GS-III: Indian Economy (Growth and Development of Indian Economy, Mobilization of Resources)
Dimensions of the Article:
- MSMEs in India
- About the threat to start-ups and MSMEs
- Measures that can give some hope to the MSME sector
- About the request to exempt micro enterprises from GST
MSMEs in India
- MSME stands for Micro, Small, and Medium Enterprises which are small sized entities, defined in terms of their size of investment in plant and machinery/equipment along with THE NEW CRITERION OF ANNUAL TURNOVER.
- As per the revised definition, any firm with investment up to Rs 1 crore and turnover under Rs 5 crore will be classified as “micro”.
- A company with investment up to Rs 10 crore and turnover up to Rs 50 crore will be classified as “small”.
- A firm with investment up to Rs 50 crore and turnover under Rs 250 crore will be classified as “medium”.
- According to the Annual Report of the Department of MSMEs (2018-19), there are more than 6 crore MSMEs in the country.
- 99.5% of all MSMEs fall in the micro category. Small and medium MSMEs are predominantly present in urban India whereas, micro enterprises are equally distributed over rural and urban India.
- Around 51% of MSMEs are situated in rural India and 49% of them are situated in urban India.
- Both rural and urban MSMEs together employ over 11 crore people but 55% of the employment happens in the urban MSMEs.
- The gender ratio among employees is largely consistent across the board at roughly 80% male and 20% female.
About the threat to start-ups and MSMEs
- Hit hard by the second wave of the pandemic, about 59% of start-ups and MSMEs are likely to either scale down operations, sell off, or completely shut in the six months from June – December 2021.
- More than 35% of the surveyed start-ups and MSMEs said they would scale down their operation.
- About 15% said they might shut down and 8% said they would sell off their business.
- Only 22% of start-ups and MSMEs see growth in their business during this period.
- 33% of small businesses said they had only less than a month of cash remaining, whereas 8% were already out of funds.
- About 37% said they had funds for 1-3 months, 22% have more than 3 months of runway and 11% said they had it for more than 6 months.
Measures that can give some hope to the MSME sector
Why assemble in India, when we can Make-in-India?
Now could be the right time for the Government to roll out sops to MSMEs that manufacture locally. The Government eMarketplace (GeM) could be of great use to suppliers looking for purchasers and vice versa. Investing in online infrastructure while also encouraging small businesses to source locally could help improve manufacturing while also cutting on our import costs.

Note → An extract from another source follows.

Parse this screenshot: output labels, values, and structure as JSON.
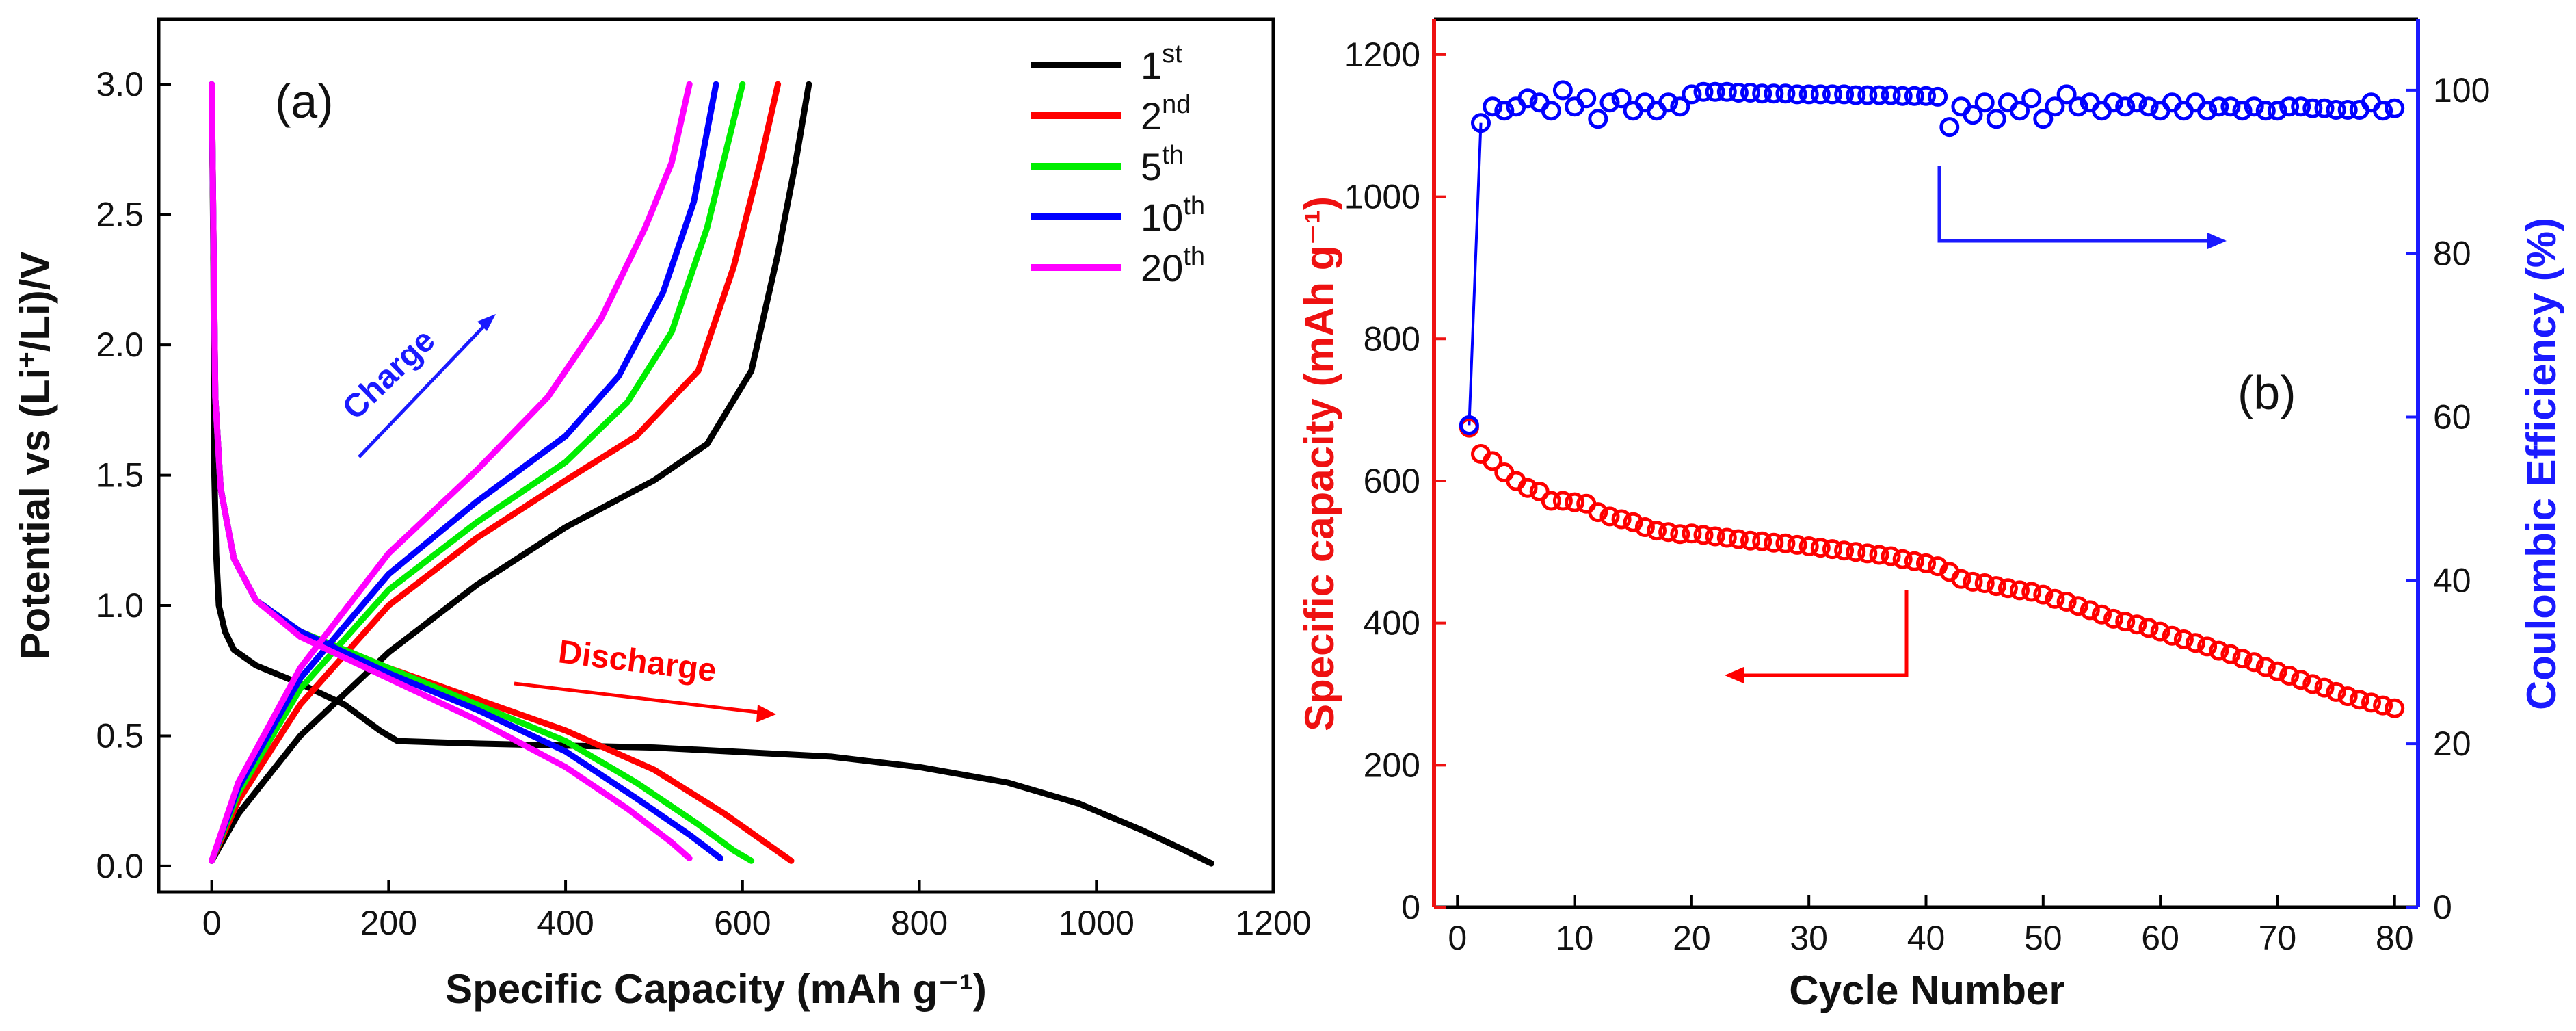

Delay MSME loan repayments or extend tenures
As the RBI pumps in more cash into the banking sector, deferring or relieving the MSMEs of loan repayments could come as a welcome move. Most businesses are looking for financial support from the government and doing this can help them cope with cash flow problems. Relaxing bad loan norms could also be a saving move for this sector.
Inventory management for exporters
Businesses that are into exports could use some help with inventory management. In the Union Budget 2020, Sitharaman proposed building warehouses at block/taluk level. If the government could allot subsidised warehousing to exporters while figuring out the supply chain side of things, it could potentially help support the economy.
About the request to exempt micro enterprises from GST
- The second wave has wiped out more than 40% of MSMEs involved in various sectors.
- According to the Consortium of Indian Associations (CIA): the need of the hour is to save micro enterprises from the hassle and help them to survive the present crisis by increasing the turnover threshold limit to ₹5 crore for FY22.
- The Consortium of Indian Associations (CIA) has urged that COVID-related materials such as hand sanitisers, masks, medicines, oxygen cylinders, medical treatments and PPE kits must be exempted from all forms of GST, both for input and output.
- The CIA also urged the Centre to increase the turnover threshold limit for micro enterprises to facilitate their exemption from the Goods and Services Tax (GST).